For Novara, the Ensogo acquisition sits squarely within this consolidation dynamic. The company is betting that organizations in asset-heavy, regulation-dense industries want a single platform capable of bridging operational safety and environmental sustainability. The integration of Ensogo’s agentic AI capabilities, where autonomous software agents execute multi-step tasks without continuous human oversight, into Novara’s Flex platform is intended to enable predictive approaches to both safety incidents and sustainability compliance gaps. The thesis is that the data generated by operational risk management, including incident reports, inspection findings, and corrective action records, contains signals directly relevant to environmental performance and sustainability reporting. AI can surface those connections in ways that manual processes cannot.

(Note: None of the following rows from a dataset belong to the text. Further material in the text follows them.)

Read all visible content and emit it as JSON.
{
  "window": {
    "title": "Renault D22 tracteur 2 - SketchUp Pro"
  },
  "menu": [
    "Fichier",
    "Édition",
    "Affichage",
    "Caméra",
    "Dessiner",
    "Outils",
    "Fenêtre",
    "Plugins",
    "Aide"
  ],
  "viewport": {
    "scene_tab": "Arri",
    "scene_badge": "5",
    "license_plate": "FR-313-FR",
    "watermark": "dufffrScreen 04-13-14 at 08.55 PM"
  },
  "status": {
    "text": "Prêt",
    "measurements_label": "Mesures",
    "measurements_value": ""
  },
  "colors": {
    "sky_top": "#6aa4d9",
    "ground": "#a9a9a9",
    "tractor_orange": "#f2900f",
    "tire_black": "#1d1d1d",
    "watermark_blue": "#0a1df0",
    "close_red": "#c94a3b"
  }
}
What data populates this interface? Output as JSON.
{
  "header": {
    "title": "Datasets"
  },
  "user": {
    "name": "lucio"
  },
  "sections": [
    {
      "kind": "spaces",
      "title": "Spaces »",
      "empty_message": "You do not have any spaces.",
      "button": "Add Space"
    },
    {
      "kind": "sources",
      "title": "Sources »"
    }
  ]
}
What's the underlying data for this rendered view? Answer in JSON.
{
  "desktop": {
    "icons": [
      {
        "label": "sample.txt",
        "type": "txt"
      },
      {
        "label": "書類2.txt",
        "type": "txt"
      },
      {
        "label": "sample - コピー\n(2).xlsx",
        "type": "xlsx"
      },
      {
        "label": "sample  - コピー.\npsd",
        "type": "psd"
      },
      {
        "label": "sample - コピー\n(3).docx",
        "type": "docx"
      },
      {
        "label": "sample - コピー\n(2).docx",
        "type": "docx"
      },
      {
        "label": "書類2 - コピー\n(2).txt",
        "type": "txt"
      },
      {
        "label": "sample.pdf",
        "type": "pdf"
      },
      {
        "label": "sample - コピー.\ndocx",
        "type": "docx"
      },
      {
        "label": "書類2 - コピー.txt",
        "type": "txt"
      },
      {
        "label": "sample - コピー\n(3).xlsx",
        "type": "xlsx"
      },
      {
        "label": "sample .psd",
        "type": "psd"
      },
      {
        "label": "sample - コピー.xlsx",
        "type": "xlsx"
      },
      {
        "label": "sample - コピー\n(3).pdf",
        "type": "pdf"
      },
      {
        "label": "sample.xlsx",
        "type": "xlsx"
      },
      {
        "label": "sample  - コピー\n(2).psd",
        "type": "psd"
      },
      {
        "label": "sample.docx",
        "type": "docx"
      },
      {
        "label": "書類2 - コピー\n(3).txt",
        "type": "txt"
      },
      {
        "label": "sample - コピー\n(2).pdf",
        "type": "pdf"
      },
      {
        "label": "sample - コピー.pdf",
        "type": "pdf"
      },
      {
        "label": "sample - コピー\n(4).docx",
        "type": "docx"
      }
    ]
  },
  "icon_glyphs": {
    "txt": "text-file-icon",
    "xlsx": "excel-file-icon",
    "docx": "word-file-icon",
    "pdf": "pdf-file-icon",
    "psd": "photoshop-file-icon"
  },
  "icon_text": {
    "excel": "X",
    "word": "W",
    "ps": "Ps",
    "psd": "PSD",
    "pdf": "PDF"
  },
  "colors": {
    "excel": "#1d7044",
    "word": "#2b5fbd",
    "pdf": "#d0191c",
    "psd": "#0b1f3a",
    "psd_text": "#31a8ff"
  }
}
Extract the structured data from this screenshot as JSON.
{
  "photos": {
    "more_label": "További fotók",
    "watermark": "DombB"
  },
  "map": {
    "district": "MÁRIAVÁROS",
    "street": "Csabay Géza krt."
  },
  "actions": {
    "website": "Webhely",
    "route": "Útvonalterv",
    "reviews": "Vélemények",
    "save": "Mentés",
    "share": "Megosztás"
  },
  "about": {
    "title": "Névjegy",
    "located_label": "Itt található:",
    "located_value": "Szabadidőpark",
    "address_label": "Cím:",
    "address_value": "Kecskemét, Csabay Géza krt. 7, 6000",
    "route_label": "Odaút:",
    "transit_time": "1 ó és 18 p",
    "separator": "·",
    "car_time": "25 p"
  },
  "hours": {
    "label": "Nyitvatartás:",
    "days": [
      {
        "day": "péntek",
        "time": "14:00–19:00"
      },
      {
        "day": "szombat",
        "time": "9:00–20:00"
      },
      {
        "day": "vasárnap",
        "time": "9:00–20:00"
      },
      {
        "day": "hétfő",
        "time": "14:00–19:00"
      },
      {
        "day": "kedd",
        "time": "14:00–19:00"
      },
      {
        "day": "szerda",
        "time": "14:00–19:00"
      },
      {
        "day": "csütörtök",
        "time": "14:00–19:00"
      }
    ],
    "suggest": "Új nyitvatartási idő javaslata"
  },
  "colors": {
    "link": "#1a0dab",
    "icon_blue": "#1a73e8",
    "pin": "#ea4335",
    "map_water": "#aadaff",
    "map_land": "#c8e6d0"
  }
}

The deal arrives at a moment when regulatory expectations around sustainability disclosure are intensifying across multiple jurisdictions, even as the precise scope of obligations continues to shift. The European Union’s Corporate Sustainability Reporting Directive underwent significant revision through the Omnibus simplification package approved in late 2025, which cut the number of companies subject to mandatory reporting by approximately 80%, from roughly 50,000 to around 6,000, and reduced mandatory ESRS datapoints by 61%. Yet the direction of travel remains clear, with Wave 2 companies reporting on fiscal year 2025 data now and simplified standards expected for fiscal year 2027 onwards. Frameworks including the International Sustainability Standards Board’s IFRS S1 and S2 standards are driving convergence in reporting requirements globally. In the United States, the regulatory trajectory has been more contested following the SEC’s withdrawal from its climate disclosure rule defense, but institutional investors and supply chain mandates continue to push organizations toward more rigorous sustainability data management regardless of federal policy direction.
Financial terms of the Ensogo acquisition were not disclosed, consistent with the pattern seen across most mid-market ESG software transactions in recent years. What is clear is that Novara, barely five months into its existence as an independent company, is moving aggressively to define a differentiated position at the intersection of operational risk and sustainability technology. Whether that thesis delivers will depend on execution, particularly on how seamlessly Ensogo’s AI-native architecture merges with Novara’s Flex infrastructure and whether the combined offering can demonstrate measurable value to customers navigating an increasingly complex compliance landscape.